追撃に向かったアーミラを腐れ剣士は地面に刺さっているショートソードを抜いて迎え撃つ。多少の剣術も腐れ剣士は持ち合わせているため、今度は大剣の間合いで勝負しないように警戒している。
このままじりじりと攻めていけばアーミラの勝ちは明白であるが、これは討伐時間を競う勝負だ。なので早期の決着が求められるためアーミラから攻める必要がある。
アーミラから間合いを詰めて腐れ剣士へと斬りかかる。まともに受ければ致命傷になりかねない一撃を腐れ剣士は確実に見切って
そして腐れ剣士は大剣を振られた時を見計らって一気にアーミラへ踏み込んだ。大剣を振り抜いたアーミラは隙だらけだ。ショートソードが彼女の胴体目掛けて突かれる。
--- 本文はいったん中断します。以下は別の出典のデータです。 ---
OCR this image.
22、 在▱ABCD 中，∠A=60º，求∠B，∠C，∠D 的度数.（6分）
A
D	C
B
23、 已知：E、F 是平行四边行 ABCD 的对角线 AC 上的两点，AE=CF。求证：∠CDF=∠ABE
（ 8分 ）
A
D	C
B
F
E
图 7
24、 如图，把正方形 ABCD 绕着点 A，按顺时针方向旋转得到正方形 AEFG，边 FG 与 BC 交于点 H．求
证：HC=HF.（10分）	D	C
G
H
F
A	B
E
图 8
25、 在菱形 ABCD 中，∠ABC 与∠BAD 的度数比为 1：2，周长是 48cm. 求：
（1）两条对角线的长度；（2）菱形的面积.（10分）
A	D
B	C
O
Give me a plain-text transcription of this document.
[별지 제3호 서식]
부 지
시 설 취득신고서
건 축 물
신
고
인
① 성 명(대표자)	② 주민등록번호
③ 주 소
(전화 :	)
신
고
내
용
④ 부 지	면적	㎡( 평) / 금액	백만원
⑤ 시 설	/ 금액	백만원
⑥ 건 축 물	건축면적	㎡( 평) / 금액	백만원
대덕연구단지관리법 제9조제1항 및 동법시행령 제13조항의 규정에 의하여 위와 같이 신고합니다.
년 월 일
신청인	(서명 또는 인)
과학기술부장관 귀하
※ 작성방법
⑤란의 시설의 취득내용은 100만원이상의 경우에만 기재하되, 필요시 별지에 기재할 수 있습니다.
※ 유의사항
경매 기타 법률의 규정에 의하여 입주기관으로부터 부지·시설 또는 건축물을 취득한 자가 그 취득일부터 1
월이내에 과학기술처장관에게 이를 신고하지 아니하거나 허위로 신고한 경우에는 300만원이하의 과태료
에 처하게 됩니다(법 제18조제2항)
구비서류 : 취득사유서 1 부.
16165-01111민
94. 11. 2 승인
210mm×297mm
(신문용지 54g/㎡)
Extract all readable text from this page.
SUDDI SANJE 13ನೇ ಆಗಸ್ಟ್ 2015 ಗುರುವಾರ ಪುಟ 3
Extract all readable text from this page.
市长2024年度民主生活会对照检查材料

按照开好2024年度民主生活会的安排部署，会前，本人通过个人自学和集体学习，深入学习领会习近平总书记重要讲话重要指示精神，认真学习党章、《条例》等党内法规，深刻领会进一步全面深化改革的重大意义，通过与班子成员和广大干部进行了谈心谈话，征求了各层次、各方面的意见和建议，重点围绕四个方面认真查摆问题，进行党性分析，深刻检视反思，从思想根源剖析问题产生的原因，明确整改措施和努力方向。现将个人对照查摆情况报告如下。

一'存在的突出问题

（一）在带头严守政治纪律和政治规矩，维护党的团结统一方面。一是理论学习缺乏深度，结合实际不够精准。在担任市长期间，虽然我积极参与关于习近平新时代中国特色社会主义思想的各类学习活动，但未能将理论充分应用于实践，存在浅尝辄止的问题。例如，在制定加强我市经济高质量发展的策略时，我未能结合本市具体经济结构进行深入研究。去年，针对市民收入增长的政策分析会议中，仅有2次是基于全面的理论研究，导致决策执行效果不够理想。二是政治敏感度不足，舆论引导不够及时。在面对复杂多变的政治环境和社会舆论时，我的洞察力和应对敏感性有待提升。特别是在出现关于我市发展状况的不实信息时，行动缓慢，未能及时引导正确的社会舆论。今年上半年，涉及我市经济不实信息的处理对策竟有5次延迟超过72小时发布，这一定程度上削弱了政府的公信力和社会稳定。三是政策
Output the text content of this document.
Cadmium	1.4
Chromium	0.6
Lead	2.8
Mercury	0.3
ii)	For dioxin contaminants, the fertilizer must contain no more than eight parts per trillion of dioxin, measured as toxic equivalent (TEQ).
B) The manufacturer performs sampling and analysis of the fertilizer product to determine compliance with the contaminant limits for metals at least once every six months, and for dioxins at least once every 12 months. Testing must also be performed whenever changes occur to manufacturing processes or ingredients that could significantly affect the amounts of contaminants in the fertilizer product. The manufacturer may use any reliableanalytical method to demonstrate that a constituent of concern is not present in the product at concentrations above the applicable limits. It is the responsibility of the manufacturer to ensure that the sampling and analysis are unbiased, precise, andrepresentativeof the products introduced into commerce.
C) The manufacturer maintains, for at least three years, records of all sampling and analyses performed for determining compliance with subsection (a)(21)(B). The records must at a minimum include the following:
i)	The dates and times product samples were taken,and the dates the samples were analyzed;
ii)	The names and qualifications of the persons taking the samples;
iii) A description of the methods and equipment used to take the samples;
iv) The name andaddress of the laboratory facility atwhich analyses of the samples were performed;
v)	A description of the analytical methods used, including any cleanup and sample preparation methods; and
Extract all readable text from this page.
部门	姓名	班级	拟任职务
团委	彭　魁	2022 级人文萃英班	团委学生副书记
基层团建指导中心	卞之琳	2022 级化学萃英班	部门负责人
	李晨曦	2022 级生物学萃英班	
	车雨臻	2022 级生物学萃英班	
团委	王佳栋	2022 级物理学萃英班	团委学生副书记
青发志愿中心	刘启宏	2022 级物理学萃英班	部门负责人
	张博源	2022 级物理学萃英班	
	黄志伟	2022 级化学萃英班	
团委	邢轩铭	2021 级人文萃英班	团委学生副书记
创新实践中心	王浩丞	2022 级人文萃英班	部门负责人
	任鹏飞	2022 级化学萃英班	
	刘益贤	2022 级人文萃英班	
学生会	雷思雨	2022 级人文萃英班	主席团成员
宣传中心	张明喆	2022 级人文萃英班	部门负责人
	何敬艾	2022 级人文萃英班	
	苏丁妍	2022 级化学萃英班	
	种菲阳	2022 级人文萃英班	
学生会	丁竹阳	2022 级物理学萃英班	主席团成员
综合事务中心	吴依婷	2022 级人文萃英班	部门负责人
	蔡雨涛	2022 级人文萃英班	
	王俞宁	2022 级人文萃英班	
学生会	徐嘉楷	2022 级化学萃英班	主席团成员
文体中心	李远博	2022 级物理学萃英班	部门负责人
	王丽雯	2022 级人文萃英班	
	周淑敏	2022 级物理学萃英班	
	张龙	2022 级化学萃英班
だがアーミラはそれを全く意に介さずに大剣を振り抜き続け、そのまま腐れ剣士へと背を向けた。そしてその背中をショートソードが突き刺した。アーミラの背中部分は龍化する際の翼部分を開けているので、ほぼ素肌のようなものだ。易々とショートソードは背中に突き刺さり、血がごぼりと溢れる。
「そぉぉらぁぁ!!」
しかしアーミラはまるで痛みが気にならないと言わんばかり身体を回転させ、その勢いのまま大剣を腐れ剣士へと叩きつけた。腐れ剣士の鎧は派手な音を立てて削れ、その茶色いミイラのようにやせ細った胴体があらわになる。
「ハイヒール」
ショートソードの抜けた背から血を零しながら走っていくアーミラに努がハイヒールを飛ばし、彼女が背中に負った傷を完治させる。そして支援スキルの頃合を見てプロテクとヘイストを継続させていく。
その後もアーミラは自分の身体を囮にして早期の決着をつけようと迫るが、彼女が腐れ剣士と戦った経験は一度だけだ。アーミラは父が犯罪クランの残党に刺され、その後病死してしまった時から対人経験を積んでいるが、人型といえどやはり相手がモンスターとなると勝手は違ってくる。
その差異もあってアーミラは中々腐れ剣士を捉えることが出来なかった。それにアーミラはヘイストによるAGI上昇状態での身体を動かす感覚にもまだ慣れていない。そのため時々身体が早く動きすぎて驚いている場面も何度か見受けられた。
それにやはり、ユニークスキルである龍化も使っていなかった。時間勝負ともなれば必ず龍化を使えるならば使うはずだが、アーミラはやはり使わないようだった。
そしてアーミラはほどなくして腐れ剣士を倒したが、本人はその結果に納得出来なかったのか一つ舌打ちを零した。続いて現れた腐れ剣士二体はダリルがタンクとして気を引き、ハンナ、アーミラが一体ずつ受け持って倒した。
そして何か砕けるような音と共に黒門が現れ、四人は一息ついた。最初の腐れ剣士が光の粒子を漏らして消滅していた時の時間を測り、メモ書きしておいた努はその時間をアーミラに見せた。
「六分五十二秒ですね」
「……ちっ。時間かかっちまったな」
アーミラは少し悔しがってはいたが、その顔には余裕があった。相手は精々中堅止まりの探索者から羽タンクという悪名を付けられているハンナだ。たとえ多少のミスがあったとしても勝てる自信はアーミラにはあった。
「では次、ハンナいってみましょうか」
「うっす!」
先ほどの戦闘でウォーミングアップも済んでいるハンナは努の声に元気よく答えた。